UW Scientists Share their Work at Paws on Science

Eric

Last weekend, the University of Washington and Pacific Science Center teamed up for the Paws on Science Weekend.  Several FOSEP members took part to share their scientific research with attendees, most of which were families with children. Two of my colleagues, Dawn, and Laura, and I made a hands on activity to teach people about proteins focusing on structure function relationships.  It consisted of 6 foot long rubber tubes surrounding copper wires that could be bent into folded “proteins.” By following a few basic chemistry rules–most importantly the hydrophobic effect in which proteins fold to hide their hydrophobic “water fearing” sidechains inside, while the hydrophilic “water loving” sidechains are situated on the outside of the protein exposed to water–people folded their own proteins. For the older kids we added electrostatic interactions or “mutations” which would result in a new protein fold. We had a lot of fun with the activity, and I think we interested at least a few people in how the shape of a protein in your own body is important for its function to keep you alive and healthy.  Plus the kids (and adults!) had fun playing with the much much MUCH larger than life “proteins.”
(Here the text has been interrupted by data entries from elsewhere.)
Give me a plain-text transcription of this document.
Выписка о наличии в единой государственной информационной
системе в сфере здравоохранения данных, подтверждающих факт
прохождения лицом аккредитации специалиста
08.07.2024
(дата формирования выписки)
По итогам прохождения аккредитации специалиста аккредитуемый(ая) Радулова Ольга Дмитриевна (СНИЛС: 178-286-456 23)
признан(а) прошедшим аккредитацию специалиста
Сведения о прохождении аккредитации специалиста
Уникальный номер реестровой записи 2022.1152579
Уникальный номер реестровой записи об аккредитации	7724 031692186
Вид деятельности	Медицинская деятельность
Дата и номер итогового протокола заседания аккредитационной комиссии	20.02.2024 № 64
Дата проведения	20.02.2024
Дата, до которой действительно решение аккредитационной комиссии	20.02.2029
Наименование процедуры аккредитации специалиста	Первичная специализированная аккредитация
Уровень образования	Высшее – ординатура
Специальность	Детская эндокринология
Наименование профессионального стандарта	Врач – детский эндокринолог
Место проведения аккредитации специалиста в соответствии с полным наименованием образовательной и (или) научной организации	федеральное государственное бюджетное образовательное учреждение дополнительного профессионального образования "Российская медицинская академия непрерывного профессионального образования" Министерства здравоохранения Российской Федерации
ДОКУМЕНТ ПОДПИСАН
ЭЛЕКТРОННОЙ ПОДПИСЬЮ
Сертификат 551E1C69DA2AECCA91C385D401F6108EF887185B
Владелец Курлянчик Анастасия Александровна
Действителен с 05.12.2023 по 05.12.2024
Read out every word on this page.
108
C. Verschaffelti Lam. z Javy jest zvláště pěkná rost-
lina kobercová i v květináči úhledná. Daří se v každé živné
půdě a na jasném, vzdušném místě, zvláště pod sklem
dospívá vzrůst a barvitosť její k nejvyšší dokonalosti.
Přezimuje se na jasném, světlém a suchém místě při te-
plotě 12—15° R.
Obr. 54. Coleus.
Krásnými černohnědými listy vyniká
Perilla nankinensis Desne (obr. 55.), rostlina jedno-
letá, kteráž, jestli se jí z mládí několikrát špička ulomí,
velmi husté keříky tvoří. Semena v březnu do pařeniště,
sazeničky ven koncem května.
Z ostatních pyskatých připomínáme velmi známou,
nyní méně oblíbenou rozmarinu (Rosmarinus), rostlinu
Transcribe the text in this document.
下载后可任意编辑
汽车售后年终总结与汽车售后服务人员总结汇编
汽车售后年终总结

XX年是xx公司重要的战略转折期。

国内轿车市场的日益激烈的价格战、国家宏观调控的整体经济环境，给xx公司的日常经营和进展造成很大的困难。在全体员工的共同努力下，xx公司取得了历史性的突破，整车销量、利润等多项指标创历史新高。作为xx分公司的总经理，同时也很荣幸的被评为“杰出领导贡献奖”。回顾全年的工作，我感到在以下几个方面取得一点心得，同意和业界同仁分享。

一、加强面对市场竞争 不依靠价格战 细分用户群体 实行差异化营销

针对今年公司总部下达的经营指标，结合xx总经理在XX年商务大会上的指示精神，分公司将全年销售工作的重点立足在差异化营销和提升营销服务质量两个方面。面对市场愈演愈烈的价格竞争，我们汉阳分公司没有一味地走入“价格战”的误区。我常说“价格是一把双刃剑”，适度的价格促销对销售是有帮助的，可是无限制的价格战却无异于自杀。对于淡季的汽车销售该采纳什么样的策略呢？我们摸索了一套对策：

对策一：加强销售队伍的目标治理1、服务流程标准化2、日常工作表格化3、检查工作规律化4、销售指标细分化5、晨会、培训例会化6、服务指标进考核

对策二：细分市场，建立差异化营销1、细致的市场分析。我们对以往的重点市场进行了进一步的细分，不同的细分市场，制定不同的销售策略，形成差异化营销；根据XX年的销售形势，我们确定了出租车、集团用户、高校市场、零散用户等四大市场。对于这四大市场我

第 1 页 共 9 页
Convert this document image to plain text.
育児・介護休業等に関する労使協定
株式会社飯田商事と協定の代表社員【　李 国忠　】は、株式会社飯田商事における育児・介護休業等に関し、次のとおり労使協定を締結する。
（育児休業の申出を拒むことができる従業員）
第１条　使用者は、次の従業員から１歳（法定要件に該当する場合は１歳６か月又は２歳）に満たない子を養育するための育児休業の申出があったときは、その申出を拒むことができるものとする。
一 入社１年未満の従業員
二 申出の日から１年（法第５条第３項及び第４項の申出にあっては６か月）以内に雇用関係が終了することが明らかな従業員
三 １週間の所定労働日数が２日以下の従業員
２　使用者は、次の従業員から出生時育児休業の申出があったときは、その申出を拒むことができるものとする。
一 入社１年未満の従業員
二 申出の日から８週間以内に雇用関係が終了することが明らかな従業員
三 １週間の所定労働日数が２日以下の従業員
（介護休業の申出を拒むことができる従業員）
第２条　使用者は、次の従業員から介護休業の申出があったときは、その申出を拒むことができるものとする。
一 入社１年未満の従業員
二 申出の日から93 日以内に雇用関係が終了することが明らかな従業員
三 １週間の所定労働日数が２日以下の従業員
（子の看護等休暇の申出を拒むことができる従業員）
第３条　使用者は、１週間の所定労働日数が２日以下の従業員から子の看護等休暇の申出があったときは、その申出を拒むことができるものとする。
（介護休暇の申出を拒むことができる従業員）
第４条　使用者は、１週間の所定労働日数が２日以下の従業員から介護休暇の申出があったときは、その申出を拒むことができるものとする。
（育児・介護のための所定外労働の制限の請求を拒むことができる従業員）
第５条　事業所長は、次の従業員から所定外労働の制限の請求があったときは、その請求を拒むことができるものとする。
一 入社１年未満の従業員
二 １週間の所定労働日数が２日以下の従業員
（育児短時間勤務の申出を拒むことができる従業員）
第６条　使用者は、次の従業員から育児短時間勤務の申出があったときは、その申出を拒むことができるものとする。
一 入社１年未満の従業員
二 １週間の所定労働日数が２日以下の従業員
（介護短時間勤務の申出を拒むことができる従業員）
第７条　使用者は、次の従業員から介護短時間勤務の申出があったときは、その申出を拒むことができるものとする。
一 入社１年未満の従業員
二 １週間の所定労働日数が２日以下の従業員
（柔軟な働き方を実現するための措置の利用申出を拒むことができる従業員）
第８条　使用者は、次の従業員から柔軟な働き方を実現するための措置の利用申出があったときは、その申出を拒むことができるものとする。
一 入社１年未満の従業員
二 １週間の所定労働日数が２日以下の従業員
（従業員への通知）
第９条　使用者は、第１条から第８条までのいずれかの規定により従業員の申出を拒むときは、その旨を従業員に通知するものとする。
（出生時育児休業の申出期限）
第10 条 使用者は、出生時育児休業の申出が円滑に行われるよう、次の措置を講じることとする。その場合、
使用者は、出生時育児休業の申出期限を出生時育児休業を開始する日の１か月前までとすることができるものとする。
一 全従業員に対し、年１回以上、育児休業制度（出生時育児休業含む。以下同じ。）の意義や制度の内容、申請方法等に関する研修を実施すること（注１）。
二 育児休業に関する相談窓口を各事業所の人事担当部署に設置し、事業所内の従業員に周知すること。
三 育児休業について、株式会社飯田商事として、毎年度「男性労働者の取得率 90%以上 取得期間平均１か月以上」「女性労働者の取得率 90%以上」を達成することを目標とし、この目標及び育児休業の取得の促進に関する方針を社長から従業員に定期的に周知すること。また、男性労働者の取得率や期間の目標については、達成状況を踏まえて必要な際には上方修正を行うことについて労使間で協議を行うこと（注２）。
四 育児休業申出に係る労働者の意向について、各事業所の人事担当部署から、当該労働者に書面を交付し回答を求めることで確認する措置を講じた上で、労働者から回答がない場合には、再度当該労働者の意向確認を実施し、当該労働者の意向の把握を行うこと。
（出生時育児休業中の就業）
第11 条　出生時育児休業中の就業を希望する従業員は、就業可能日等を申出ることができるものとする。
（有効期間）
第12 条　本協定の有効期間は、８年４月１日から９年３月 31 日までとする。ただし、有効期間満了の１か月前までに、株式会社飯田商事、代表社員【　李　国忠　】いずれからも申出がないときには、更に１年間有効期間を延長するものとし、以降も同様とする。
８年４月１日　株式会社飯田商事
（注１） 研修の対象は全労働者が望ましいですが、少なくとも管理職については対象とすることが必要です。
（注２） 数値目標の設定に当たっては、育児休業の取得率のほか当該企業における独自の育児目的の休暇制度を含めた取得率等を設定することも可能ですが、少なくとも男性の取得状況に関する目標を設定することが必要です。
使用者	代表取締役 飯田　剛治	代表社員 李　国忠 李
There were two other FOSEP member stations doing Paws on Science outreach.  Eric from the Department of Astronomy had a really cool demonstration about detecting planets that move in front of stars. The kids loved it.  Brad from the Department of Chemistry had a really neat station about solar cells with actual machines and lights running on solar power.

I think the event was as much a learning experience for the scientists as for the kids. Most of the participating scientists took free workshops organized by Pacific Science Center experts on how to best communicate science to a general audience of every age. I learned first-hand how difficult it can be to explain science to non-scientists without using jargon. My friend, Phil, once said that if you can’t explain your science to an 8 year old, then you probably don’t know it well enough yourself.  I certainly got some good practice this weekend and had a lot of fun at the same time.